Mine spots are all in the more minor category.  Knock on wood. Every three months, he burns off all the ones he can find all over my body.  No scalpel so far.

I’ve not been to the beach in years, and I do all my yardwork either in the early morning or when the sun has sunk below the hill, my yard hidden from any direct rays.

When I watch the bald woman work in her yard, I’m guessing she must be wise enough to be using a high SPF sunscreen.  Although at her age, she may have just said screw it, I’ve lived long enough.

After the first year, I decided if she was in remission, or luckily had beaten it altogether, her hair would have grown back.  She was just plain bald.  It had to be an age thing.

Unless, of course, she was making some kind of style statement.  The way so many men, and some women, choose to shave their heads now days.  With guys, it’s more and more shaved heads accompanied by more and more beards.  A trendy shift of focal hair areas.

So many bald men with beards.  Beards from short and neatly trimmed to long and scraggly.  Regardless of the beard style, it has to be that someone must be telling these men that they look good bald and bearded.  Gotta be their mothers.

I’ve never actually talked to the old Chinese lady.  You can’t just outright ask people, strangers or friends, if they’re in some stage of dealing with cancer.  And I’m not so much of a skilled conversationalist that I could masterfully steer a casual conversation toward broaching the subject.

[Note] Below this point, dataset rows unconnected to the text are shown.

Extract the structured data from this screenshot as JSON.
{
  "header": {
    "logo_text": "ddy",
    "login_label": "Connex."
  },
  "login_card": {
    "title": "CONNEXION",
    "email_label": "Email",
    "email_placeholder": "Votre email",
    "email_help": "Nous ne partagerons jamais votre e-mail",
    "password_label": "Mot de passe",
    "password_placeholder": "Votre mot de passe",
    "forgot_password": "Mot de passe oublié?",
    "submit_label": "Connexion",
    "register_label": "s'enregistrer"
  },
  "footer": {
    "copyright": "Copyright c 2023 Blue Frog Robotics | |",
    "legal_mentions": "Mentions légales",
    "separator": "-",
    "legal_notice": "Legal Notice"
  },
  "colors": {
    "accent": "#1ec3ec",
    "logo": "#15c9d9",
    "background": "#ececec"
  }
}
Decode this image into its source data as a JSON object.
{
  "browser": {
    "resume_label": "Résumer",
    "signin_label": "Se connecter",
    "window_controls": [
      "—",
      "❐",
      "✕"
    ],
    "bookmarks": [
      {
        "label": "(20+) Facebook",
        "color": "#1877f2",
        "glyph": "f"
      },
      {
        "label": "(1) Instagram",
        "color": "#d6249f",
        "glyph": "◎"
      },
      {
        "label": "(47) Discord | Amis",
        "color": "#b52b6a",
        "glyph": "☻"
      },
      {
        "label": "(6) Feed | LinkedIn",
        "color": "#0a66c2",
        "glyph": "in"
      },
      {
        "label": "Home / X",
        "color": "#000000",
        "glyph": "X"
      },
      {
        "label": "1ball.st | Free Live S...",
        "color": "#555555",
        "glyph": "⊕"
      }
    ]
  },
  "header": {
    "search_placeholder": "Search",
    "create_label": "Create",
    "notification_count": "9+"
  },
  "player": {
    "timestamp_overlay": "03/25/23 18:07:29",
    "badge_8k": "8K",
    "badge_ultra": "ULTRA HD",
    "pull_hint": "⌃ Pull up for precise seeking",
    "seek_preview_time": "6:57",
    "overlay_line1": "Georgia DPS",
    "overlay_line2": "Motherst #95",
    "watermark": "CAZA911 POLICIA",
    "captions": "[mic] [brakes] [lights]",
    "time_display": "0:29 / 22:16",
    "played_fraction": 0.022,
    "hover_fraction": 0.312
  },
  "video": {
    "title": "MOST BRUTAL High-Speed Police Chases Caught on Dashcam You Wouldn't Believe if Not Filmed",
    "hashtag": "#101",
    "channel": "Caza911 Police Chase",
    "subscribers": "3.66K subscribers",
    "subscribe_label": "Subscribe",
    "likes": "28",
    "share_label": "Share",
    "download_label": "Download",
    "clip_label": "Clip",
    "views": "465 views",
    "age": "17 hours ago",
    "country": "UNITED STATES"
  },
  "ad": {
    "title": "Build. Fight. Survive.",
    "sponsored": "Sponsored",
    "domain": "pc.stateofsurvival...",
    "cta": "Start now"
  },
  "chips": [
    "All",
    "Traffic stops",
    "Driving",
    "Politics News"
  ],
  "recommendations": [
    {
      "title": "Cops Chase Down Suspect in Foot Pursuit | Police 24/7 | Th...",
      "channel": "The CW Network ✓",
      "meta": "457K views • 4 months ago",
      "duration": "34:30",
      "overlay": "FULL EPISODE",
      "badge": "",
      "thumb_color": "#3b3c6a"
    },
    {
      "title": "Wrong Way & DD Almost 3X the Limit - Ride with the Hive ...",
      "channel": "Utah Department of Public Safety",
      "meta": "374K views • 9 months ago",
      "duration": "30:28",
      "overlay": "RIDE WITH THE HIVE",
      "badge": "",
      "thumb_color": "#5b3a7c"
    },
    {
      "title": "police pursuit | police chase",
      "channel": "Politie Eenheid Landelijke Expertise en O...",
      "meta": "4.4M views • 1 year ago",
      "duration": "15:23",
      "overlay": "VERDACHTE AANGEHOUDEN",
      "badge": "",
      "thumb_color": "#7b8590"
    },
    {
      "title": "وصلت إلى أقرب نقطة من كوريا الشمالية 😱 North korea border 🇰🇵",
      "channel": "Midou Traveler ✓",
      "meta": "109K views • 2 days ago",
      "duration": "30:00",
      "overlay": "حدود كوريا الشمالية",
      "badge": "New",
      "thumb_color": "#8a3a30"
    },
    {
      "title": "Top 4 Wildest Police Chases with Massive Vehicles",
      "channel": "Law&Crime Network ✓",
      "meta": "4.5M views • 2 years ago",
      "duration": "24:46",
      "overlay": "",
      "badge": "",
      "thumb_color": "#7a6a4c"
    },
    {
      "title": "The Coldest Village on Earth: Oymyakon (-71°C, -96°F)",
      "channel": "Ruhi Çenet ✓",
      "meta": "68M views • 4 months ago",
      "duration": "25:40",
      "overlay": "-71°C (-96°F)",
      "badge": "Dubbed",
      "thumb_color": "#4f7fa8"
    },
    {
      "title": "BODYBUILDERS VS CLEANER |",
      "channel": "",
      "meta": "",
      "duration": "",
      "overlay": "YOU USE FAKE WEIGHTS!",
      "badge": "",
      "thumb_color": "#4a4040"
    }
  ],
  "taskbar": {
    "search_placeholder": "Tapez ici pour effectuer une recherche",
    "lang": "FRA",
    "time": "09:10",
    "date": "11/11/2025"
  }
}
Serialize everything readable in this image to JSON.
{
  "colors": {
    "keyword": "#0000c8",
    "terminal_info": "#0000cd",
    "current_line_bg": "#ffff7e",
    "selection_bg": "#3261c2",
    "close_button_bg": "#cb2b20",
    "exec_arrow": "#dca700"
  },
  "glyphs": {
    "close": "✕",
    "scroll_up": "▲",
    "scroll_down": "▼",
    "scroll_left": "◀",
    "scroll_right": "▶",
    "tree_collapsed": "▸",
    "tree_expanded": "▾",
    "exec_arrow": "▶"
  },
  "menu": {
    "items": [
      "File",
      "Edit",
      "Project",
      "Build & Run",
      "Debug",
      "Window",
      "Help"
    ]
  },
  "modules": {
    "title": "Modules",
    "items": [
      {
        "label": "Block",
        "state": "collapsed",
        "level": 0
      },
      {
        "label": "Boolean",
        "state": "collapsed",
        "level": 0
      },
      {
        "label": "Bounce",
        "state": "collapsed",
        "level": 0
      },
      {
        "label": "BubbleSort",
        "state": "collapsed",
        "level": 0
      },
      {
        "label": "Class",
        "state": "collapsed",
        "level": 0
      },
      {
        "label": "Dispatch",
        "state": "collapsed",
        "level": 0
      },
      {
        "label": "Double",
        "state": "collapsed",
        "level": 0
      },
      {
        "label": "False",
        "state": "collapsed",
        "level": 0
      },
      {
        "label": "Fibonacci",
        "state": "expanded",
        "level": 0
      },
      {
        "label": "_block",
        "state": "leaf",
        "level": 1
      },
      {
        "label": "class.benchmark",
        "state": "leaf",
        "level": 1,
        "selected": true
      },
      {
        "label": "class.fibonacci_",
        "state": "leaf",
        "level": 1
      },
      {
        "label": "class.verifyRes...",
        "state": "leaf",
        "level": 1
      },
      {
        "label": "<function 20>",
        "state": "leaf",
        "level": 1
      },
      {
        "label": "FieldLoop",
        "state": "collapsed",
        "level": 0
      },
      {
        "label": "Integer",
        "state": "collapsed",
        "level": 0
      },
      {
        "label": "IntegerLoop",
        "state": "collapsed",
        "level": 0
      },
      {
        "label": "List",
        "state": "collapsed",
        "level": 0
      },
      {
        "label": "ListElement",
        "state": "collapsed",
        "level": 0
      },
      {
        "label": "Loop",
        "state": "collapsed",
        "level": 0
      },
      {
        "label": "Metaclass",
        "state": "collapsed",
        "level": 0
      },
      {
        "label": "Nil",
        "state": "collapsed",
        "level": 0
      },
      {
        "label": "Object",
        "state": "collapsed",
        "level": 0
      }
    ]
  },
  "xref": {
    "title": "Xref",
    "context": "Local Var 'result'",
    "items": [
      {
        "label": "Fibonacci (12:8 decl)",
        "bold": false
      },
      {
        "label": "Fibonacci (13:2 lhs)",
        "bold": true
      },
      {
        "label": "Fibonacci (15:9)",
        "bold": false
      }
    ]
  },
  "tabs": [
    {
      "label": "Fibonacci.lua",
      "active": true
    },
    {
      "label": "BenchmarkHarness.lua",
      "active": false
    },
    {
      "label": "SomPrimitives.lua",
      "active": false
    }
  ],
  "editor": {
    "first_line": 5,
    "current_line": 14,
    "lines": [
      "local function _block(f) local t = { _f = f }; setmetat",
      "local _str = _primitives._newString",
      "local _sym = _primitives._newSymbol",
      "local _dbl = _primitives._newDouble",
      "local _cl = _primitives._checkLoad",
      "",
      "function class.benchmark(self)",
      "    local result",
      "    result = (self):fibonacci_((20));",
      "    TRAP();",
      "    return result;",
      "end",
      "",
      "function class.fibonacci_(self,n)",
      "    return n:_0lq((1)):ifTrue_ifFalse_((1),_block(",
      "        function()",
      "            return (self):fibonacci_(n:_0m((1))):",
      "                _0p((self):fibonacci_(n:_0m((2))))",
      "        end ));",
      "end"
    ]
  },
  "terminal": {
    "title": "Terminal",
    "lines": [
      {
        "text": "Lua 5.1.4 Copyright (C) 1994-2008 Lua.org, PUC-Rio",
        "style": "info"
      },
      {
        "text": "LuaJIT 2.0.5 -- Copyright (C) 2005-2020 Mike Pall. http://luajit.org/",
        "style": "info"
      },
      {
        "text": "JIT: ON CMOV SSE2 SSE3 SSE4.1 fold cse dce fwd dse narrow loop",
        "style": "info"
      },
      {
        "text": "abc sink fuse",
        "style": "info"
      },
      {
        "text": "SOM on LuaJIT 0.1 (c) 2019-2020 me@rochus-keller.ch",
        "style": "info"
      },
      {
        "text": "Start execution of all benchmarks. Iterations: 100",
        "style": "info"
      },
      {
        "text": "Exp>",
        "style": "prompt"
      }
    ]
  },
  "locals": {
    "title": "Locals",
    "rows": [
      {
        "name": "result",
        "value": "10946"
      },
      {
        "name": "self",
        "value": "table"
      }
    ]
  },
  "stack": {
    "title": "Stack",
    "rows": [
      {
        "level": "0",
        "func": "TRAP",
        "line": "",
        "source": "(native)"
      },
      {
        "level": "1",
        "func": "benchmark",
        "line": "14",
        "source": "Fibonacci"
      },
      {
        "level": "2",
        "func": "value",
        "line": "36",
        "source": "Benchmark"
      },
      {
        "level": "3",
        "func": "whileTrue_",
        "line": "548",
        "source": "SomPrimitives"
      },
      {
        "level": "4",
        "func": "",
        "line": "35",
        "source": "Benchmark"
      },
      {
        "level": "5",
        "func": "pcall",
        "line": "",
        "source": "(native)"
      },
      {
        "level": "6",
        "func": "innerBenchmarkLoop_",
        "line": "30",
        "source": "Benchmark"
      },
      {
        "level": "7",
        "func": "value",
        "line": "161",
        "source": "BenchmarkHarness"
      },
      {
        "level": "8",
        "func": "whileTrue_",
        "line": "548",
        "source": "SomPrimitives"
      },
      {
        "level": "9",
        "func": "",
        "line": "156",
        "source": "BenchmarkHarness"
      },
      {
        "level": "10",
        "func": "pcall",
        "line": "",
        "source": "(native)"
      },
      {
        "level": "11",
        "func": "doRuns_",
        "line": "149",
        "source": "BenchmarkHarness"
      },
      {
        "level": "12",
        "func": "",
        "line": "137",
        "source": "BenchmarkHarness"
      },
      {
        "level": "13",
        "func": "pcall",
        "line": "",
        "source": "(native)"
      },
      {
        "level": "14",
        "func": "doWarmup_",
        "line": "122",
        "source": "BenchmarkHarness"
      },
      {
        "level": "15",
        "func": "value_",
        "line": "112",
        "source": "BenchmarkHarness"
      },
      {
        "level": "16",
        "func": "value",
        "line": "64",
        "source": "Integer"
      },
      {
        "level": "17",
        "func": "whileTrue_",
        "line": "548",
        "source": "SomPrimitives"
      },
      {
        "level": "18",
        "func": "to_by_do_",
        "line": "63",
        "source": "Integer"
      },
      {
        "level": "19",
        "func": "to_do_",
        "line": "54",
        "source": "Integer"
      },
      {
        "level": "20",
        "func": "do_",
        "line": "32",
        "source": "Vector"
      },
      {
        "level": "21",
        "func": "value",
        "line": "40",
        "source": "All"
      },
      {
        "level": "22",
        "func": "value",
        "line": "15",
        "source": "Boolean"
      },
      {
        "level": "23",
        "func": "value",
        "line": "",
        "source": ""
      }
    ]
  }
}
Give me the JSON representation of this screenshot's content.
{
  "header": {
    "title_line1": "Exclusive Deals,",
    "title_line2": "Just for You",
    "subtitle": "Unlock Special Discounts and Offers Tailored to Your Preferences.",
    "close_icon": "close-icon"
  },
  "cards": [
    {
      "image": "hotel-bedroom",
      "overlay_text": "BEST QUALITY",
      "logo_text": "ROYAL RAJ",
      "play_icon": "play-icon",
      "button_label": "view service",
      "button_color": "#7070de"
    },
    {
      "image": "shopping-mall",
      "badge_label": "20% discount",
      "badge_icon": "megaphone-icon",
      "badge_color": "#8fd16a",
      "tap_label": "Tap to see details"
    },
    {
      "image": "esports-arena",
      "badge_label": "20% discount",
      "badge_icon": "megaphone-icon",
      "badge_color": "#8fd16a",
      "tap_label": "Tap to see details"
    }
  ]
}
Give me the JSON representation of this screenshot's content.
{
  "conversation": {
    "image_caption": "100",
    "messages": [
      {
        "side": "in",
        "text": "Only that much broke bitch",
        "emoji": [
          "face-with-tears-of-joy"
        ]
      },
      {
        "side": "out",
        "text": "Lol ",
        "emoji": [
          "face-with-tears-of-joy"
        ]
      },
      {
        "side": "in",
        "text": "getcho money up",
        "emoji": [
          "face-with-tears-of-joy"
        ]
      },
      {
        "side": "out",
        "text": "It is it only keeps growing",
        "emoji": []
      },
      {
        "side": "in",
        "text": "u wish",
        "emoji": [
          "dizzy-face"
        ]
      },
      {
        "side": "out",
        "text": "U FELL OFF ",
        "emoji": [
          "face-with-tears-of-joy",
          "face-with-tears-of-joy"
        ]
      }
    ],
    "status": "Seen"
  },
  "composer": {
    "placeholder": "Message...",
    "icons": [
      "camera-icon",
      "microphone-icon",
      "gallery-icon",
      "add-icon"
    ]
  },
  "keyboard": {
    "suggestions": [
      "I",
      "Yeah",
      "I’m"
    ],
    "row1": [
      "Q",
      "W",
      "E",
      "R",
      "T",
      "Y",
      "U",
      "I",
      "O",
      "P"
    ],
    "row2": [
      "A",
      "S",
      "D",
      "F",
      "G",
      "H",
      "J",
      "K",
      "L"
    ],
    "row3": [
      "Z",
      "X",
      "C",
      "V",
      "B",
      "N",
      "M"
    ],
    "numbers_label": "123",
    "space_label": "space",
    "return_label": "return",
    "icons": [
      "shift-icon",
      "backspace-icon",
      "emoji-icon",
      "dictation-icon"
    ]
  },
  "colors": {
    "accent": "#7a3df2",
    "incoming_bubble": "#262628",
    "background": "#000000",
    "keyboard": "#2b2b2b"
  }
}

The way of the world with neighbors, I’ve never talked to her daughter or her son-in-law. So I wouldn’t be able to ask them. The stream is a major divider.  It’s not like I could just lean on the fence and chat anyway.

At night, when I’m having a beer out on my lānai, I can see a bit through the windows running along the stream side of their house.  The one with the easiest view inside is of the old woman.

Almost every night, she sits in a chair, her back to the window, knitting.  Embroidering.  Some kind of sewing is what I can figure out. Not spinning wheel or weaving loom obvious big stuff, but the motions are unmistakable.

While she macramés or whatever, she watches TV.  The color flickers.  She sits beneath a lamp, a signal light shining off her head like a warning beacon.  A bald old Chinese woman lighthouse.

A few weeks ago, I was in New York City. One day I was running late to make it to a play, so instead of walking — my transportation mode of choice when I travel — I jumped on a bus headed uptown. It was rush hour so the bus was jammed. I had to stand. A young man, 20-something, stood up, said, “Sir,” and gestured to the seat.

He seemed to be looking in my direction. Sometimes I forget about the color of my hair and that I don’t look as young as used to. I did a double-take, looking over both my shoulders, then back at him. He was speaking to me. He didn’t say “uncle”; I wasn’t in Hawai‘i. Sir. What a polite young gentleman. I took the seat and thanked him.

What amazing energy for such an old person.  That bald Chinese woman. Who knows how long any of us will be here?  It’ll be luck that I’m as youthful as she is if I make it to that age.